With so many accomplished applicants, what qualities does UCLA look for that help a candidate stand out?
First and foremost, we look at the academic qualifications of the student. We want to see not only that a student has done well in high school, but [that she or he] has taken a rigorous program. So if their school offers AP or IB or honors classes, we encourage students to take advantage of those courses and challenge themselves academically.
Other than that, we want to see students getting involved outside of the classroom. That can take a lot of different forms. Maybe it’s being involved in clubs. It could be working part time or even taking care of a sibling at home. It’s not necessarily the length of the resume that matters, as much as the depth of commitment to what the student is doing that stands out. They don’t have to be doing 10 or 12 different things. If we see that they are engaged in three or four different things consistently and taking on progressive leadership, that is compelling for us. When they come to campus, those are the type of students who are going to get involved and follow something through to the end.
How can parents help their kids find what they are passionate about, even at a young age, so that they find their way to the right college major or career path?
What parents can do is really encourage their students to cultivate the things that they really enjoy and are doing for the right reasons. Especially at an early age, I don’t want parents or students strategizing about what they think a college might want to see in the future. Even in high school, they should do what they love. That’s what really stands out in an application. You can tell when a student writes about something they are passionate about. Just encourage kids to explore and try new things and then do the things that they love.
How can parents help their children be successful and happy when they are in college?
One of the big challenges students face today is that fewer and fewer students are given the opportunity to fail.

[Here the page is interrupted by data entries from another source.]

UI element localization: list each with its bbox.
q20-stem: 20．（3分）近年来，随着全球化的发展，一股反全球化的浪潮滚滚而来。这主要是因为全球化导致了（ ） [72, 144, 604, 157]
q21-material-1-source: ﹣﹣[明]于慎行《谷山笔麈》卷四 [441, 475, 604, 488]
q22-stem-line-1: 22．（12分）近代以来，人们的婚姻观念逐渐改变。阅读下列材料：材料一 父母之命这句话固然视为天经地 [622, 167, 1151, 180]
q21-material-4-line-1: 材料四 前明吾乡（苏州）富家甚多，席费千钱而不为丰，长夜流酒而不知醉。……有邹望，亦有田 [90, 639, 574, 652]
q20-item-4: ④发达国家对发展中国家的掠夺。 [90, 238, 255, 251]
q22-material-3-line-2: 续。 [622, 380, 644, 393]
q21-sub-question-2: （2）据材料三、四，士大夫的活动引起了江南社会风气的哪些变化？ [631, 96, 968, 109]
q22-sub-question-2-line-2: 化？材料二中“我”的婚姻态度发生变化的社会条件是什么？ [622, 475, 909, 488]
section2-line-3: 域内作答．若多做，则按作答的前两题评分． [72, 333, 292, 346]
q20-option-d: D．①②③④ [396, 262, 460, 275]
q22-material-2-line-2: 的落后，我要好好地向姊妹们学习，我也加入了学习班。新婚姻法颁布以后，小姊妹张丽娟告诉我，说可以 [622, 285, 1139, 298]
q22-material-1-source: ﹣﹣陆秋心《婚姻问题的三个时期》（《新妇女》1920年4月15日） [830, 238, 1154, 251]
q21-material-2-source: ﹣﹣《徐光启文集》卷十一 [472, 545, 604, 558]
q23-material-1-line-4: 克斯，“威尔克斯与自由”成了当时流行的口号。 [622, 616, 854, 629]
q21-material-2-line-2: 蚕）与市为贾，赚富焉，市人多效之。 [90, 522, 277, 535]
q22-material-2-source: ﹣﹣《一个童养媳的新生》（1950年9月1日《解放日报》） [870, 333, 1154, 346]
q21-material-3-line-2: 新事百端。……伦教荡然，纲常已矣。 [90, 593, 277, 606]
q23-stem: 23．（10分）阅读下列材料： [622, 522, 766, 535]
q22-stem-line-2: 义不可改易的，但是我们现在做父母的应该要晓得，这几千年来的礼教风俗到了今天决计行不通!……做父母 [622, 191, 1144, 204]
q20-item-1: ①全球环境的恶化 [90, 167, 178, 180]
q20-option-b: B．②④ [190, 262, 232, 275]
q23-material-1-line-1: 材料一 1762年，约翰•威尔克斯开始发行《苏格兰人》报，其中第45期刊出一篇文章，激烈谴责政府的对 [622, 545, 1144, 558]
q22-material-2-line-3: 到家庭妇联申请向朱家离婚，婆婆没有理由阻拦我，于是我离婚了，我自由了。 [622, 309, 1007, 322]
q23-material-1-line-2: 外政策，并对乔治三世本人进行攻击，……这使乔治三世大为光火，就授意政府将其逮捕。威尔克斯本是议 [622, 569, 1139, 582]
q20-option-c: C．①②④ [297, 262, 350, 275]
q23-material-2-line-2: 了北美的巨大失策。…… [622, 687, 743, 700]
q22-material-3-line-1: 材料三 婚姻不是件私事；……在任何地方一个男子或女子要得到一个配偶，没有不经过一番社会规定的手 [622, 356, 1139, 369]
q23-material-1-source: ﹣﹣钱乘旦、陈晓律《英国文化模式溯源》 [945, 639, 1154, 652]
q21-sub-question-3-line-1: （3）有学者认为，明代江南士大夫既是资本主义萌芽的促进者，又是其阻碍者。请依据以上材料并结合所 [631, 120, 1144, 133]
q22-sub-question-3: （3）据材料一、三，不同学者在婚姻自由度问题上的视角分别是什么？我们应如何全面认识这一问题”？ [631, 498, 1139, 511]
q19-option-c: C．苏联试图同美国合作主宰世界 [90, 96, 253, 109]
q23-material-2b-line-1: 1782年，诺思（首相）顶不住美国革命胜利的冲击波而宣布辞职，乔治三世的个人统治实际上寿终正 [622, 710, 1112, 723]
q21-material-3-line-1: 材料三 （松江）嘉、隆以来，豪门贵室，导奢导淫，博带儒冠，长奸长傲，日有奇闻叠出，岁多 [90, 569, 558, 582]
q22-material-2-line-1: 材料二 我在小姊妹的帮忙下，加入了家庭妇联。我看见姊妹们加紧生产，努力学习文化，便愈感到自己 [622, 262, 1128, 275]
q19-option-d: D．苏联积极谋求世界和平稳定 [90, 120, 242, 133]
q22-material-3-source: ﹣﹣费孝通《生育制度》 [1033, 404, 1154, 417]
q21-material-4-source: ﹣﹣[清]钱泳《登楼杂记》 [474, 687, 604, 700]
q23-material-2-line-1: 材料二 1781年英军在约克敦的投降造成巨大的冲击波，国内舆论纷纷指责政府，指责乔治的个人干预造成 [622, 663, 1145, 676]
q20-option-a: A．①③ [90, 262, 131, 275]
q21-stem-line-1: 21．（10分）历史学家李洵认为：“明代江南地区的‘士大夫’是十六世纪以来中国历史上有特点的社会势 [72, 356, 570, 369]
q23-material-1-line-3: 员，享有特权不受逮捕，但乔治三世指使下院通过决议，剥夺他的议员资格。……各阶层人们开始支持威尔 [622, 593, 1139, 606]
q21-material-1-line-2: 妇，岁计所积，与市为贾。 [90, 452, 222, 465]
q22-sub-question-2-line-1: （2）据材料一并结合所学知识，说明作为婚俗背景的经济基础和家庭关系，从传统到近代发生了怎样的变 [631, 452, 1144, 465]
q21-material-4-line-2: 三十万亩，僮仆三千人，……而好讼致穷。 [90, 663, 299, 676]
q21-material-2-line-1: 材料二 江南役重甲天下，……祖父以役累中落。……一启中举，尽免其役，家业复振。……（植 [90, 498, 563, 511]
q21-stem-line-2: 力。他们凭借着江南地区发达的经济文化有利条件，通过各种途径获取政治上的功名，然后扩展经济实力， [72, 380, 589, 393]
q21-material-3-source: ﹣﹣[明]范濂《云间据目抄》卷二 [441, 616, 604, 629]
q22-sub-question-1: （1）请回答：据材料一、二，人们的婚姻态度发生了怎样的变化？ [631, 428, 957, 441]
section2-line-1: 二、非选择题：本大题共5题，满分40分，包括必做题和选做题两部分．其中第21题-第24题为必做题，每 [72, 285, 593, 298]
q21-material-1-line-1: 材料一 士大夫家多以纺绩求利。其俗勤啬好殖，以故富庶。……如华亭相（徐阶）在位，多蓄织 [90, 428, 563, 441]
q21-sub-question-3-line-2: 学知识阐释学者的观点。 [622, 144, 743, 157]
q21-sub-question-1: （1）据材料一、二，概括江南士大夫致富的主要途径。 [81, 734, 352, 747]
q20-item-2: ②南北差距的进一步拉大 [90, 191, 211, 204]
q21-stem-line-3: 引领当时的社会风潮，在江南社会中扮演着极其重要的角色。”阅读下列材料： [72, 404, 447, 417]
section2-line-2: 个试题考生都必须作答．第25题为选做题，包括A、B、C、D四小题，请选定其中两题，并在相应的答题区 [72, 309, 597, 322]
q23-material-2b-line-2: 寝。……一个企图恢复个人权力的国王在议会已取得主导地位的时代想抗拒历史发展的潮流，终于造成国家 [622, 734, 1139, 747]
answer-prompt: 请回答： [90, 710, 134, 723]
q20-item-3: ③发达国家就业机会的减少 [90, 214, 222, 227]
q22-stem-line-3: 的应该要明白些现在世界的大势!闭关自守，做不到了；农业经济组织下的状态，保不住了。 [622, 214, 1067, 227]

That may sound strange, but they have often been so supported by their parents that when they get to college and they are on their own for the first time, they don’t have Mom or Dad looking over their shoulder to make sure they are keeping up with assignments. When they get a bad grade, they often don’t know how to handle it.
The way parents support their children in college needs to begin in high school. Allow them to be in the driver’s seat on the college-admissions process and to take ownership of their assignments and grades, because when they get to college there is nothing Mom or Dad can do about it. Parents need to help students build the skill set to be self-advocates and to speak up for themselves in high school, so when they go off to college by themselves for the first time, they can handle the challenges that come their way.
What do you think parents worry too much about in the college application process?
Many parents will often fixate on one school. They think there is only one right school for their son or daughter, when the truth is there are many great options. As highly selective as many colleges have become, predicting an admissions decision is next to impossible. The quality of the applicant pool is extremely high and even if you are a really good student, there are no guarantees.
The best thing parents can do is to help their sons and daughters create a broad list, to be sure that they identify a couple of schools that they are confident they will get into and then to be excited about those schools. Parents shouldn’t confuse selectivity with quality. Don’t assume that because an institution is highly selective, that it is the right place for your son or daughter.